Me sentí tan bien que me puse a bailar. Había hecho esto cuando Gary me pidió que nos casáramos, brincando en este mismo cuarto de baño al son de la melodía interna de nuestra canción: Red Shoes, de Elvis Costello. Siempre lo había recordado como uno de los mejores momentos de mi vida y ahora casi volvía a sentirme igual de bien. Cerré los ojos mientras daba vueltas bailando de verdad, oyendo mentalmente al segundo Elvis: «Red shoes, the angels wanna wear my red... RED SHOES...»

Y supongo que me puse a cantar en voz un poco alta, porque cuando abrí los ojos y me miré al espejo, había una mujer a mis espaldas, observándome con una sonrisa de oreja a oreja en la cara.

—Tienes un buen día, ¿eh? —dijo sin dejar de sonreír mientras procedía a lavarse las manos.

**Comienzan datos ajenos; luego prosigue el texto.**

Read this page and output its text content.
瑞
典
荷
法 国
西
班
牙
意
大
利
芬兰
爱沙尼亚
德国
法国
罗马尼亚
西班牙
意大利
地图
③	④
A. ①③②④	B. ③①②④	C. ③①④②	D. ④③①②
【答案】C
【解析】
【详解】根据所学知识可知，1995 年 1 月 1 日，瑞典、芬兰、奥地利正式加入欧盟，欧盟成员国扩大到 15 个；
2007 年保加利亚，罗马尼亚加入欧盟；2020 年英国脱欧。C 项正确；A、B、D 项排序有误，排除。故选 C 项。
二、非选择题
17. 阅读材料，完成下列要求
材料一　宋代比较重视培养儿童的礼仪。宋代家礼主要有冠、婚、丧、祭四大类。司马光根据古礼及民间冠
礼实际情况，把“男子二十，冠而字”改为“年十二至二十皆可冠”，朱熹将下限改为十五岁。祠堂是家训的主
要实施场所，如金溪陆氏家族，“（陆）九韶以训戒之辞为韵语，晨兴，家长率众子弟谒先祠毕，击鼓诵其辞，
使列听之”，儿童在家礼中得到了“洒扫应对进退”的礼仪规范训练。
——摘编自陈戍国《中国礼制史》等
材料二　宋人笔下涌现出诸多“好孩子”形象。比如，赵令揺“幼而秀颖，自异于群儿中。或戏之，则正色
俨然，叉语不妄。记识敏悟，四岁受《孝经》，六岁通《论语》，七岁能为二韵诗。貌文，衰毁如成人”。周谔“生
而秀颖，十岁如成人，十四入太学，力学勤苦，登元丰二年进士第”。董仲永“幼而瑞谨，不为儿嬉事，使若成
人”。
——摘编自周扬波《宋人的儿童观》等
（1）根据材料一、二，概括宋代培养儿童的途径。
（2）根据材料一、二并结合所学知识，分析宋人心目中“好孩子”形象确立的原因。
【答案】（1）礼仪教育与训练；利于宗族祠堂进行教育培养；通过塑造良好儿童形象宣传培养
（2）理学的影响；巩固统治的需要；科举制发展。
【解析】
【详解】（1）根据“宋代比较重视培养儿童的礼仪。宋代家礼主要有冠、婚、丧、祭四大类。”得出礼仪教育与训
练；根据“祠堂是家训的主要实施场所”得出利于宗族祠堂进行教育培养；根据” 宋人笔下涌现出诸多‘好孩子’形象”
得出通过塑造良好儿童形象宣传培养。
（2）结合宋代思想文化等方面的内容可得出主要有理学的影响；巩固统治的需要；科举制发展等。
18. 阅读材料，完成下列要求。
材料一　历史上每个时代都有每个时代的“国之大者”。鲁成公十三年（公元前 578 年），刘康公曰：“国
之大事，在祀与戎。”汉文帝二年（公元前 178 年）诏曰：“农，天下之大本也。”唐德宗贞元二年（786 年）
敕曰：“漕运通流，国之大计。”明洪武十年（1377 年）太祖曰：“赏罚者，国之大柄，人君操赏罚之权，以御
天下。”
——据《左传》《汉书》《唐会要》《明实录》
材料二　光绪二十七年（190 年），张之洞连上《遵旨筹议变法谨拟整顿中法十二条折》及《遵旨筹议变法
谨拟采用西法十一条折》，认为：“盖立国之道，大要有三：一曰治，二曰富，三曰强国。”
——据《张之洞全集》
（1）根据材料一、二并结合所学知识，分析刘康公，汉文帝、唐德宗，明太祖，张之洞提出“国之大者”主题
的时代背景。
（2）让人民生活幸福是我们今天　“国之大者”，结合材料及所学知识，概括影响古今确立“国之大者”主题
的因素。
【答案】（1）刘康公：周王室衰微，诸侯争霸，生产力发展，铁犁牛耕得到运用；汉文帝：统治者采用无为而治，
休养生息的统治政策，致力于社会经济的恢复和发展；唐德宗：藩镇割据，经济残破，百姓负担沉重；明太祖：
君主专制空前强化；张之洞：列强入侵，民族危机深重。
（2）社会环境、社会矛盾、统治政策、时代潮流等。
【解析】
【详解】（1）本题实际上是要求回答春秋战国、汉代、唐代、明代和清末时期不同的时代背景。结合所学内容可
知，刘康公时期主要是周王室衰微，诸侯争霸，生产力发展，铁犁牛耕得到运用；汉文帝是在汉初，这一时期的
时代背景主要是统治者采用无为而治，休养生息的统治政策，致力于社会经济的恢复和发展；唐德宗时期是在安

Su aspecto era tan etéreo que podría haber sido un fantasma, con el pelo pelirrojo claro, prácticamente del color pastel de las paredes del cuarto de baño, y su piel alabastro, que parecía aún más blanca, por cuanto contrastaba con su atuendo negro.

—Acaban de darme trabajo aquí —le conté.

—¿Ah, sí? —repuso arqueando sus finas cejas. Sus ojos eran verde claro como el jade—. ¿Qué vas a hacer?

—Seré la asistente del departamento de marketing —musité.

Se me quedó mirando unos instantes; cualquier indicio de sonrisa desaparecido ya de su rostro.

—No trabajarás para Teri Jordan, ¿verdad? —preguntó al fin.

—Sí —contesté.

—Oh.

Nada más había pronunciado esa discreta sílaba, pero su cara lo decía todo.

Se me encogió el corazón.

—¿Qué pasa?

—Nada —respondió—. Seguro que te irá bien.

—No, ¿qué pasa? —insistí.

Me examinó, al parecer intentando decidir si sería capaz de asimilar la noticia que estaba a punto de darme.

—Verás —dijo al fin, mirando a su alrededor, como debería haber hecho yo, y bajando el tono de voz casi a un susurro—, es que a las tres últimas chicas que han trabajado para ella las ha echado.

—¿En serio?

Aunque había experimentado un abanico de emociones en este espacio, nunca había recorrido el espectro entero en tan poco tiempo.

—Creo que la última no aguantó ni un día.

—Vaya. —Noté que mis hombros se hundían al tiempo que se me caía el alma a los pies—. ¿Cuál es el problema?

—La señora Whitney, ya sabes, la directora de la compañía, por lo visto está convencida de que Teri Jordan es brillante y maravillosa. Pero eso no es lo que creen los que trabajan para ella. Se ve que es muy exigente, pero no tan escrupulosa.

—¿No tan escrupulosa? —repuse, recordando con culpabilidad mis cuestionables escrúpulos—. ¿A qué te refieres?

—No sé detalles. —Se encogió de hombros—. Yo estoy en la parte de edición.

—Edición —susurré—. Ahí es donde realmente quería estar.

—Una vez dentro puedes ascender mucho más deprisa —comentó—, si logras sobrevivir a Teri Jordan.

Solté un suspiro tan hondo que parecía que llevase años encerrado dentro. En el último año había sobrevivido a mi separación, la partida de mi única hija y la muerte de mi madre. Me había vuelto más valiente y a la vez más temerosa; más segura de mi capacidad de hacer frente al dolor y más reacia a exponerme a más dolor.

—No sé... —Fue todo lo que pude decir.

—Tranquila —dijo la joven pelirroja, poniéndome una mano en el hombro—. Yo cuidaré de ti.

¿Esta mujer esquelética iba a cuidar de mí? Sonreí tenuemente.

—Me llamo Lindsay, por cierto.

—Alice.

—¡Vaya! —exclamó—. Como Munro o Walker.

La habría besado.

—Todo el mundo me dice «como Alicia en el País de las Maravillas».

—Yo no soy todo el mundo —replicó—. Pero aun así seré tu Conejo Blanco. —Y entonces se perdió por el laberinto de pasillos de Gentility Press, dejándome más nerviosa, y más emocionada, que nunca por lo que pudiera pasar la semana entrante.